In this guest post, Sara Murphy, fall 2023 MLIS intern for the Center for Scholarly Communication and Open Publishing (SCOP), reflects on her experience so far with SCOP’s various services. These include TUScholarShare, North Broad Press, the Open Access Publishing Fund, and open access journals.
During this year’s Open Access Week, I’m honored to get the chance to introduce myself to the Temple University community. I am pursuing a master’s degree in library and information science from Pennsylvania Western University at Clarion (formerly Clarion University), and I am currently interning with the Center for Scholarly Communication and Open Publishing at Temple University Libraries and University Press to prepare for a role in scholarly communication (ScholComm) and library publishing after finishing my degree.
Why Scholarly Communication?
I already knew when I began the master’s degree program that I wanted to work in an academic library, but I wasn’t entirely sure what role would be the best fit. I wasn’t even certain of all the possibilities. To get some help from an experienced professional, I signed up for the Pennsylvania Library Association’s mentorship program last year. I was matched with the director of another university library in the Philadelphia region, and we met monthly over the course of the year. It was through our conversations that I zeroed in on scholarly communications and library publishing. Because I used to work for an academic publisher, I already had some knowledge of the workflow for publishing journals and books, but I knew the scholarly publishing landscape had changed significantly since I last worked in it. The best way to start getting up to date was going to be working in the ScholComm division of an academic library. I was fortunate to be accepted as an intern working under the guidance of Mary Rose Muccie, Director of Temple University Press and Scholarly Communications Officer, and Alicia Pucci, Scholarly Communications Associate, for the fall semester.
What I’ve Learned
The projects I’ve worked on so far have started to build my knowledge of open access and other scholarly communications issues. Here are just a few:
In preparation for a Research Resources Day hosted at the library, I distilled an existing list of talking points about the benefits of having an ORCID iD into an elevator speech that librarians can use to encourage student and faculty researchers to sign up for one. While drafting the speech, I registered for my own ORCID iD, which really did take just 30 seconds. I hope to conduct research in the future, and I have been convinced that having an ORCID iD will make tracking my scholarly contributions easier.
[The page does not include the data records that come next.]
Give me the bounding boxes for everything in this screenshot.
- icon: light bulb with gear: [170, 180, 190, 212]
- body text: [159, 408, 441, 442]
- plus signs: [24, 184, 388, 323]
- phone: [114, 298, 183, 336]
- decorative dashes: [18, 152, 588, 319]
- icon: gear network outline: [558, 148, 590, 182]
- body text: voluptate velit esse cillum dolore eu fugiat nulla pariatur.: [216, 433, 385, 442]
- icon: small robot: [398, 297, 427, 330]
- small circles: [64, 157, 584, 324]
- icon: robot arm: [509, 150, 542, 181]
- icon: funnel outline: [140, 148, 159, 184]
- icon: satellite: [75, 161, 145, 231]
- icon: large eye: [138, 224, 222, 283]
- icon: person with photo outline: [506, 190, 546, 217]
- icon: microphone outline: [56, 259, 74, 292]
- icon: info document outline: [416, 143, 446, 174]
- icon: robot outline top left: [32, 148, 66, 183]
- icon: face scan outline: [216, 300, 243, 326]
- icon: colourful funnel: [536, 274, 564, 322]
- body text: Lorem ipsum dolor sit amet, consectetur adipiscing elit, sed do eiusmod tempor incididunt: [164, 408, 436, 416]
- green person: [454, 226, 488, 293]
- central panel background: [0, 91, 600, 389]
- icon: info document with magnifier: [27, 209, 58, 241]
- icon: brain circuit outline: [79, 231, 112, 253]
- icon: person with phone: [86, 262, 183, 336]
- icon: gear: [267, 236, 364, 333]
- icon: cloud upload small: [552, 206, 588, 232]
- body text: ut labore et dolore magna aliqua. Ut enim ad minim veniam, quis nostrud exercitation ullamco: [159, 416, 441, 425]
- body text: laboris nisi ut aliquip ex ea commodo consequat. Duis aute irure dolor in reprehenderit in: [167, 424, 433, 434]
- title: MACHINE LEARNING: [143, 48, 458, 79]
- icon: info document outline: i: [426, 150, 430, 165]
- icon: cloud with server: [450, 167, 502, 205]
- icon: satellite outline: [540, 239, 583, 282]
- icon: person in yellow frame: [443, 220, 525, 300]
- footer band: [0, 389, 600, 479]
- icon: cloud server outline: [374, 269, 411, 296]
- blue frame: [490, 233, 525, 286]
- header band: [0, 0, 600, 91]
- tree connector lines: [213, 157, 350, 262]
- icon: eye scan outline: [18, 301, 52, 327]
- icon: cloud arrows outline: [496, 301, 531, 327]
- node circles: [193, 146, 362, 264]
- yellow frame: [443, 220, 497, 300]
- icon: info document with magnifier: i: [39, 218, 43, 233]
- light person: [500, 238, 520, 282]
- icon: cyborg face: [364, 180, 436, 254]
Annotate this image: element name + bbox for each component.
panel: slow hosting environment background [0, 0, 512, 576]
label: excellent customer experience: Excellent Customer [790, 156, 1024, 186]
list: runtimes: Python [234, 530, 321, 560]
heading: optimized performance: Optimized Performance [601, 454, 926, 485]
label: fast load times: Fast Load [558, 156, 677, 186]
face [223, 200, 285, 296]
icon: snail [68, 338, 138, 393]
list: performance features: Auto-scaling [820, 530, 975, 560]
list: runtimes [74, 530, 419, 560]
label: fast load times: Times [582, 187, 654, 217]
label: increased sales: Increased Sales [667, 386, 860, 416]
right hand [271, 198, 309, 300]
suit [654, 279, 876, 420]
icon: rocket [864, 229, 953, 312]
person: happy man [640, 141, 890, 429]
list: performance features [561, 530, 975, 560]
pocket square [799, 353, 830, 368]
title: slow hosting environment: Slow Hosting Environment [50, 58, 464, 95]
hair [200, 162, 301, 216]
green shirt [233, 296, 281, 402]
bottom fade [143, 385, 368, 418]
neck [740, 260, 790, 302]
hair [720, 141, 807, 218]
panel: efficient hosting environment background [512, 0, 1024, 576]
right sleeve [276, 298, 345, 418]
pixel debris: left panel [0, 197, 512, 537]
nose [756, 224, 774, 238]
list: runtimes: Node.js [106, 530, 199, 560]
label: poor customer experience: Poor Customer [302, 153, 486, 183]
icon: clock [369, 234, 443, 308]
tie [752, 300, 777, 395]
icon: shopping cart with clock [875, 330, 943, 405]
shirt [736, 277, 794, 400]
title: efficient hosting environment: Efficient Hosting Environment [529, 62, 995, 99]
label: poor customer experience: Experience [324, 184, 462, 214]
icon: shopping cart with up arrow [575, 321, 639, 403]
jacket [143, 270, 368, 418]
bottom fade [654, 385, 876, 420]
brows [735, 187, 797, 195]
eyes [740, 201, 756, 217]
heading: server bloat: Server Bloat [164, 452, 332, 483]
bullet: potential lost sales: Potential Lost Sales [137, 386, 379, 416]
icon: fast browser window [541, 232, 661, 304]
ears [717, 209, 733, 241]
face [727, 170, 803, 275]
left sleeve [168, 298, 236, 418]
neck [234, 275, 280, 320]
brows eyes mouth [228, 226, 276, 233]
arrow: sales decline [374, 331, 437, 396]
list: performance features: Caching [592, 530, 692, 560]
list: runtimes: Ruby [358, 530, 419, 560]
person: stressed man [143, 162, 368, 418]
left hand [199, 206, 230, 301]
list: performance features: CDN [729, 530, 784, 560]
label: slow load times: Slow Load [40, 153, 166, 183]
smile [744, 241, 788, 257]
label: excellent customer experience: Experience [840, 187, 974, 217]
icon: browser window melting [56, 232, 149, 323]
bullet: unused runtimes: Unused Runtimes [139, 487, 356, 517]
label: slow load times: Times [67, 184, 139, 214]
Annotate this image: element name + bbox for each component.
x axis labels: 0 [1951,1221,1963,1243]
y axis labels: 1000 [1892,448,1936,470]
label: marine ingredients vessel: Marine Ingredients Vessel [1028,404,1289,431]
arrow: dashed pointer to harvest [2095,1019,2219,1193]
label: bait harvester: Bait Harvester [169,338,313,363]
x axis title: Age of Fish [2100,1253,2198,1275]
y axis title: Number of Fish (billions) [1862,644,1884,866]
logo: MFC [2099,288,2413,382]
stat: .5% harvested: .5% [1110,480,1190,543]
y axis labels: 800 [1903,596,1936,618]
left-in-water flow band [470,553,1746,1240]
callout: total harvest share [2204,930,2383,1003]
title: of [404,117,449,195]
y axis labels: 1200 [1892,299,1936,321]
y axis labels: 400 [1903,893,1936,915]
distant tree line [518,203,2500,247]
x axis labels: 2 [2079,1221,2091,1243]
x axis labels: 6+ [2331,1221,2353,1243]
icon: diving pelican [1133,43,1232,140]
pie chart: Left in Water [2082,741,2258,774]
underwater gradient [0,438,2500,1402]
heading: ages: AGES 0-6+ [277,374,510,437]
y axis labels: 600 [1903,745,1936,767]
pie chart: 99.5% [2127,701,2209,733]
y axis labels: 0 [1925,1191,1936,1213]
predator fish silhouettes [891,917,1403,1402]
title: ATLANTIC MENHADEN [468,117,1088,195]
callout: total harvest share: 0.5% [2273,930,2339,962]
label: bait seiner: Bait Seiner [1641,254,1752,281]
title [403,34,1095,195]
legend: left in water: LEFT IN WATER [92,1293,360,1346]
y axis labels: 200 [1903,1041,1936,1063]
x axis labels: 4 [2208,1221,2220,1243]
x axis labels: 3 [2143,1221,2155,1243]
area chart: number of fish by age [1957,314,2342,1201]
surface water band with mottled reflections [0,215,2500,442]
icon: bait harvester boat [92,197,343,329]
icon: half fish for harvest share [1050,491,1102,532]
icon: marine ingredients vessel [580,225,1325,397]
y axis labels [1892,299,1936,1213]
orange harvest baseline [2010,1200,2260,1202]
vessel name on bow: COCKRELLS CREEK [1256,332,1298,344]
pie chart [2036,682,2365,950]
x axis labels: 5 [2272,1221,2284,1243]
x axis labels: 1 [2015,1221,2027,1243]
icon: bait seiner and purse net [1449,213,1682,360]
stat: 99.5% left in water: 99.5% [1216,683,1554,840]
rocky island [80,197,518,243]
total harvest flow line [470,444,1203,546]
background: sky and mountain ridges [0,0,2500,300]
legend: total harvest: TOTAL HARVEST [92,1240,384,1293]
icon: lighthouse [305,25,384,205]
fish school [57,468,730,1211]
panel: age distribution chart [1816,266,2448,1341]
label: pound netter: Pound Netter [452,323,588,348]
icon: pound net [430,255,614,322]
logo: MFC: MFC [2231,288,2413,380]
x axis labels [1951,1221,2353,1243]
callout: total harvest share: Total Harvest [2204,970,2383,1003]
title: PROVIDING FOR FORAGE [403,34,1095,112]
These past few months I’ve also worked on conducting CV reviews to identify open-access resources published by Temple University faculty that can be deposited in the library’s institutional repository, TUScholarShare. This work has increased my knowledge of Creative Commons licenses and the wide variety of bespoke policies that publishers have related to sharing intellectual property. It has been heartening to see that there are many fully open-access publishers who allow journal articles to be read by any interested reader from the moment they are published and many others that allow the accepted version of a manuscript to be shared in an institutional repository. I believe it is important to make research widely available so new developments can grow from it, and I’m proud to be assisting in expanding what TUScholarShare has to offer to its users.
North Broad Press has been working on some new open textbooks authored by Temple faculty that I’ve gotten a chance to get involved with as well. I cross checked all the images in two forthcoming lab manuals with the art notes and credits to ensure they were numbered and attributed properly. I’ve also been learning how to typeset a book using Pressbooks, an online software that allows users to create books for print-on-demand, EPUB, or webbook formats. As a parent of a college student, I have first-hand experience with how open educational resources can improve the affordability of higher education, and I’m delighted to have had a chance to help prepare these books for their future audiences.
What’s Next?
My internship with Temple University Libraries and University Press is helping me prepare to excel in what I’ve chosen as my second career. After I finish my field experience at Temple and receive my degree, I will begin searching for a position in an academic library. While I have a deep interest in ScholComm, I plan to stay open to other possibilities because there is plenty more for me to learn about academic librarianship, and I realize that having a breadth of experience could only help me be a better ScholComm librarian one day. But until then, I look forward to the experiences that still lie ahead during the second half of this semester.